If a handful of words can change how people feel, that isn't permission to manipulate people. It's a reminder to talk about housing honestly and in human terms.

I have a personal connection to this. I'm married to a developer. He's mission driven and yes, he's a for-profit developer. He also spends his career building affordable and mixed income housing. Yet the word developer often becomes a symbol before people ever meet the person behind it.

The same is true on the other side. A nurse who can't afford to live in the community where he works isn't an abstraction. He’s a neighbor.

The word developer flattens a wide range of people into a single symbol. I think we do the same thing with labels like NIMBY. Once we've labeled someone, we've often stopped trying to understand them.

Leading with people instead of labels isn't a communications strategy. It's simply a more honest way to tell the story.

The research also raises another question, one that's particularly relevant for those of us who design public engagement processes.

If the way we frame a question influences the answers we receive, how should we think about public input?

Are someone's views about an apartment building more authentic before they've imagined a developer building it? Or after they've imagined a teacher living there? There probably isn't a perfectly neutral way to ask.

I don't think that means we should trust the public less.

I think it means we should design engagement better.

That has been the foundation of our work for years.

Public engagement should be more than meeting a legal requirement. It should help people understand what is being proposed, why it matters, and how it connects to the future of their community. People can't respond thoughtfully to something they never had a fair opportunity to understand.

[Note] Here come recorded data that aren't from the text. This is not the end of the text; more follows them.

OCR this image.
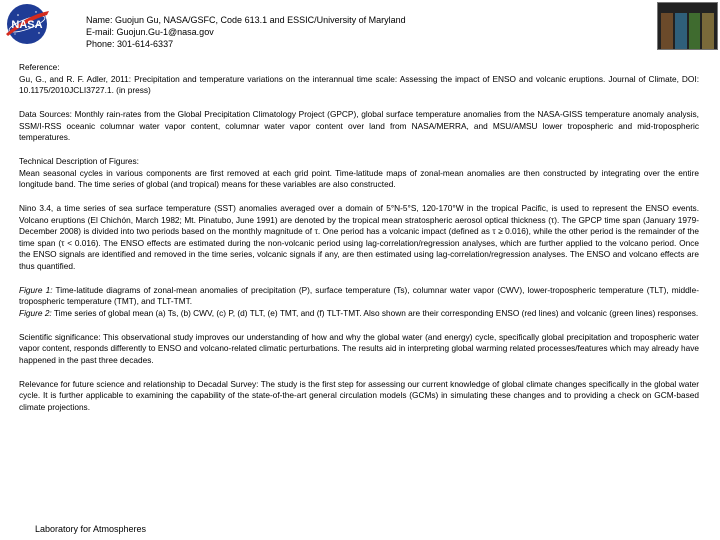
NASA	Name: Guojun Gu, NASA/GSFC, Code 613.1 and ESSIC/University of Maryland
E-mail: Guojun.Gu-1@nasa.gov
Phone: 301-614-6337

Reference:
Gu, G., and R. F. Adler, 2011: Precipitation and temperature variations on the interannual time scale: Assessing the impact of ENSO and volcanic eruptions. Journal of Climate, DOI: 10.1175/2010JCLI3727.1. (in press)

Data Sources: Monthly rain-rates from the Global Precipitation Climatology Project (GPCP), global surface temperature anomalies from the NASA-GISS temperature anomaly analysis, SSM/I-RSS oceanic columnar water vapor content, columnar water vapor content over land from NASA/MERRA, and MSU/AMSU lower tropospheric and mid-tropospheric temperatures.

Technical Description of Figures:
Mean seasonal cycles in various components are first removed at each grid point. Time-latitude maps of zonal-mean anomalies are then constructed by integrating over the entire longitude band. The time series of global (and tropical) means for these variables are also constructed.

Nino 3.4, a time series of sea surface temperature (SST) anomalies averaged over a domain of 5°N-5°S, 120-170°W in the tropical Pacific, is used to represent the ENSO events. Volcano eruptions (El Chichón, March 1982; Mt. Pinatubo, June 1991) are denoted by the tropical mean stratospheric aerosol optical thickness (τ). The GPCP time span (January 1979-December 2008) is divided into two periods based on the monthly magnitude of τ. One period has a volcanic impact (defined as τ ≥ 0.016), while the other period is the remainder of the time span (τ < 0.016). The ENSO effects are estimated during the non-volcanic period using lag-correlation/regression analyses, which are further applied to the volcano period. Once the ENSO signals are identified and removed in the time series, volcanic signals if any, are then estimated using lag-correlation/regression analyses. The ENSO and volcano effects are thus quantified.

Figure 1: Time-latitude diagrams of zonal-mean anomalies of precipitation (P), surface temperature (Ts), columnar water vapor (CWV), lower-tropospheric temperature (TLT), middle-tropospheric temperature (TMT), and TLT-TMT.

Figure 2: Time series of global mean (a) Ts, (b) CWV, (c) P, (d) TLT, (e) TMT, and (f) TLT-TMT. Also shown are their corresponding ENSO (red lines) and volcanic (green lines) responses.

Scientific significance: This observational study improves our understanding of how and why the global water (and energy) cycle, specifically global precipitation and tropospheric water vapor content, responds differently to ENSO and volcano-related climatic perturbations. The results aid in interpreting global warming related processes/features which may already have happened in the past three decades.

Relevance for future science and relationship to Decadal Survey: The study is the first step for assessing our current knowledge of global climate changes specifically in the global water cycle. It is further applicable to examining the capability of the state-of-the-art general circulation models (GCMs) in simulating these changes and to providing a check on GCM-based climate projections.

Laboratory for Atmospheres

That's why we believe in creating multiple ways for people to participate. We break complicated issues into manageable pieces. We explain before we ask for opinions. We work hard to reach people who don't typically attend public meetings. We show community members how their input will be used. Most importantly, we create opportunities for people to listen to one another, not just react.

Good engagement isn't about extracting opinions. It's about helping communities think together.

One of the most common labels in housing conversations is NIMBY. Sometimes it describes a pattern of opposition. But just as often, it becomes a shortcut that allows us to stop being curious about why someone feels the way they do.

Ironically, that's exactly what this research challenges. If opposition isn't primarily driven by self-interest, then calling someone a NIMBY may tell us less than we think it does. People may be responding to uncertainty, to past experiences, to concerns about change, or to symbolic associations they've built over many years.

Labels can be useful shorthand, but they can also flatten people into stereotypes. We do it to developers. We do it to housing advocates. And we do it to neighbors who raise concerns. Once the label takes over, the conversation often stops.

Good planning has never been about winning an argument. It's about creating the conditions for better conversations.

None of this means every project is the right project or that every community should accept every proposal. Communities still need to balance housing with infrastructure, environmental protection, historic resources, fiscal realities, and many other important goals.

But if we want better decisions, we need better conversations.

Property values may be part of the story for some people. This research suggests they aren't the whole story, and perhaps they were never the most important one.

The real opportunity isn't to become better at persuading people. It's to become better at helping communities learn, listen, and think together.

To me, that's what good planning has always been about.